The United States ruled that the South Korean steel products were dumped onto the market again. The U.S. government faced away the South Korean government’s appeals once again that South Korean steel products are not threatening the U.S. steel industry.
The U.S. International Trade Commission (USITC) made a preliminary decision on March 6 that the U.S. steel industry is threatened by the imports of large diameter welded pipe from South Korea. A large diameter welded pipe is used just like an oil pipeline for a similar purpose and its exports to the U.S. in 2017 amounted to 165 billion won (US$154.06 million). The U.S. haven’t revealed anti-dumping tariff rates yet. However, the domestic industry believes that the U.S. will drop a tariff bomb on South Korean large diameter welded pipes as it has levied a high tariff on steel pipes made with Posco’s hot rolled steel sheets imposed with some 60 percent of anti-dumping and countervailing duties.
The South Korean government rushed Trade Minister Kim Hyun-Jong to the U.S. on February 25 and stressed that South Korean steel products do not pose a threat to the U.S. steel industry but they contribute to the U.S. economy through local investments. However, the South Korean government’s efforts have gone down the drain again this time.

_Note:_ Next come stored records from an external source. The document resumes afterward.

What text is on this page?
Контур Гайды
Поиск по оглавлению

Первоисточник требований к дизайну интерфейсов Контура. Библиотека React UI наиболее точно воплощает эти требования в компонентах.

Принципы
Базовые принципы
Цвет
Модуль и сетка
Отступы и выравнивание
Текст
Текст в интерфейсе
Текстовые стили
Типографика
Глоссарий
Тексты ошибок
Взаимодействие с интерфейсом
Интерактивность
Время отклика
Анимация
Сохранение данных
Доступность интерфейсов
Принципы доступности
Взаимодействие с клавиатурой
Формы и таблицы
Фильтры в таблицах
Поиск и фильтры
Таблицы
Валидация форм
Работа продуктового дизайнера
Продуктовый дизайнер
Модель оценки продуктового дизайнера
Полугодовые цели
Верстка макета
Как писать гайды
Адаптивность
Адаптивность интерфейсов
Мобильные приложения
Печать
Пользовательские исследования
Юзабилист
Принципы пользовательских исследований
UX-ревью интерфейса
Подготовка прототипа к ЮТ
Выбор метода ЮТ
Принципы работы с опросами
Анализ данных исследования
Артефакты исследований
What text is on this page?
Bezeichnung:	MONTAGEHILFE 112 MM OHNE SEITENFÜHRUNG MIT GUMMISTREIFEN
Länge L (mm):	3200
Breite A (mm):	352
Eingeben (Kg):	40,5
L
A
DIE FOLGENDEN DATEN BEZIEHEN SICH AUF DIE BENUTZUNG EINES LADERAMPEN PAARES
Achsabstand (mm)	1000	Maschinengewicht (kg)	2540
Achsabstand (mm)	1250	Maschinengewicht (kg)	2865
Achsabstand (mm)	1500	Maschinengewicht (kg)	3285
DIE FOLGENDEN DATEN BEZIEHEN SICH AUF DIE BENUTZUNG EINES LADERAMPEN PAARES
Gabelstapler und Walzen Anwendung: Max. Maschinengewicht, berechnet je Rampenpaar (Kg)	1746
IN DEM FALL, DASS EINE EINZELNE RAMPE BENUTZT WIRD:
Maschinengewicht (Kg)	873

On the other hand, some market watchers have raised the possibility that the U.S. will make an “exception” to steel sanctions for some allies including Canada. During a White House meeting on the 5th (local time), U.S. President Donald Trump said, “The U.S. has been practically deceived by all countries around the world in terms of trade regardless of friend or enemy. We are not backing down.” He reconfirmed that it would levy duties on imported steel and aluminum products across the board. However, Trump suggested that Canada and Mexico, the countries under renegotiation for the North American Free Trade Agreement (Nafta), can be exempted from tariffs, saying, “Tariffs on steel products from the two countries can be a point of negotiation.”